You are viewing a plain text version of this content. The canonical link for it is here.
Posted to commits@mxnet.apache.org by jx...@apache.org on 2017/12/01 18:47:32 UTC
[incubator-mxnet] branch master updated: fix race when temp space
is used in copy & fix instance overwrite in g2c (#8867)
This is an automated email from the ASF dual-hosted git repository.
jxie pushed a commit to branch master
in repository https://gitbox.apache.org/repos/asf/incubator-mxnet.git
The following commit(s) were added to refs/heads/master by this push:
new d7da05b fix race when temp space is used in copy & fix instance overwrite in g2c (#8867)
d7da05b is described below
commit d7da05b61adc9e4aba3e9995809b0d06965ae3bb
Author: Ziyue Huang <zy...@gmail.com>
AuthorDate: Sat Dec 2 02:47:22 2017 +0800
fix race when temp space is used in copy & fix instance overwrite in g2c (#8867)
* fix race when temp space is used in copy
* fix instance overwrite in g2c
* example of g2c
* address comments
---
.../{matrix_fact_parallel_model.py => model.py} | 0
...ix_factorization_model_parallel.py => train.py} | 2 +-
python/mxnet/module/executor_group.py | 2 +-
src/ndarray/ndarray.cc | 59 +++++++++++++---------
tests/python/gpu/test_operator_gpu.py | 2 +-
tests/python/unittest/test_module.py | 11 ++--
6 files changed, 45 insertions(+), 31 deletions(-)
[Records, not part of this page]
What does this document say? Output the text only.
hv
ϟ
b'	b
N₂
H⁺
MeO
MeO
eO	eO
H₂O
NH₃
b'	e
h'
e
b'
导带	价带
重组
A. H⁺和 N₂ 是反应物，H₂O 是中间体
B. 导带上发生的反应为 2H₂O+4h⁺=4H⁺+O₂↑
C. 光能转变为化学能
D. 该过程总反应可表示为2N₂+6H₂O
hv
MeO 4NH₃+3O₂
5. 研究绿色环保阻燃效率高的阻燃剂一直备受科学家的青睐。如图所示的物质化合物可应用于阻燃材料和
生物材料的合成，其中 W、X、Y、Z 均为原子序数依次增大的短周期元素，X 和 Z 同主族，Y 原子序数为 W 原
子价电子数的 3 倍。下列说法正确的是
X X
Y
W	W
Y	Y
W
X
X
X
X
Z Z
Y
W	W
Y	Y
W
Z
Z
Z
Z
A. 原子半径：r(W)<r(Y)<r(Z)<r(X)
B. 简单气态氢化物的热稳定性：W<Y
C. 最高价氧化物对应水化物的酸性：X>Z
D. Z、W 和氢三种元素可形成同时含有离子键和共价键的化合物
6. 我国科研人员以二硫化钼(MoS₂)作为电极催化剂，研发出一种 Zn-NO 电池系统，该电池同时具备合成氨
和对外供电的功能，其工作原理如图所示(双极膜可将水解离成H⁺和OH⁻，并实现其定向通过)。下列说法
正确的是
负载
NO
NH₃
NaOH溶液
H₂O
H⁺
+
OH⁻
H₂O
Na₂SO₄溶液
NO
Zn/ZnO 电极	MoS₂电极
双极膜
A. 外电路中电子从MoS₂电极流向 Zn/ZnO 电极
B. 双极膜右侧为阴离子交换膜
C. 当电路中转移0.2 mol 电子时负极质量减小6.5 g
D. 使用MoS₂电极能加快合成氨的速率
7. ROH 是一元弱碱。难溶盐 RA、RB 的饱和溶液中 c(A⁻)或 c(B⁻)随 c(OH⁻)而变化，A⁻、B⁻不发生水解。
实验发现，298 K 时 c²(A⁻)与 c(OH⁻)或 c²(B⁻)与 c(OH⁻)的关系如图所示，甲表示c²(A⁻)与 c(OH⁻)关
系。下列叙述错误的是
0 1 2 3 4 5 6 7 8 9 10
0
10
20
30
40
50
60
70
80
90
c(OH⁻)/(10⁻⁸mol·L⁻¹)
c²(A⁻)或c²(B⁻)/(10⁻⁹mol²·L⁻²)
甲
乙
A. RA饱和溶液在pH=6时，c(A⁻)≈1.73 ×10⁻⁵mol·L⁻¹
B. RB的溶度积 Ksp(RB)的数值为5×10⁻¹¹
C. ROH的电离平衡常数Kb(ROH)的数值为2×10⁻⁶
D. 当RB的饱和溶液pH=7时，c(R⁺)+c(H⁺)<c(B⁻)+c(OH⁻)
diff --git a/example/model-parallel/matrix_factorization/matrix_fact_parallel_model.py b/example/model-parallel/matrix_factorization/model.py
similarity index 100%
rename from example/model-parallel/matrix_factorization/matrix_fact_parallel_model.py
rename to example/model-parallel/matrix_factorization/model.py
diff --git a/example/model-parallel/matrix_factorization/matrix_factorization_model_parallel.py b/example/model-parallel/matrix_factorization/train.py
similarity index 97%
rename from example/model-parallel/matrix_factorization/matrix_factorization_model_parallel.py
rename to example/model-parallel/matrix_factorization/train.py
index ab607f1..7a2073b 100644
--- a/example/model-parallel/matrix_factorization/matrix_factorization_model_parallel.py
+++ b/example/model-parallel/matrix_factorization/train.py
@@ -76,7 +76,7 @@ if __name__ == '__main__':
# construct the module
# map the ctx_group attribute to the context assignment
- group2ctxs={'dev1':mx.cpu(), 'dev2':[mx.gpu(i) for i in range(num_gpus)]}
+ group2ctxs={'dev1':[mx.cpu()]*num_gpus, 'dev2':[mx.gpu(i) for i in range(num_gpus)]}
mod = mx.module.Module(symbol=net, context=[mx.cpu()]*num_gpus, data_names=['user', 'item'],
label_names=['score'], group2ctxs=group2ctxs)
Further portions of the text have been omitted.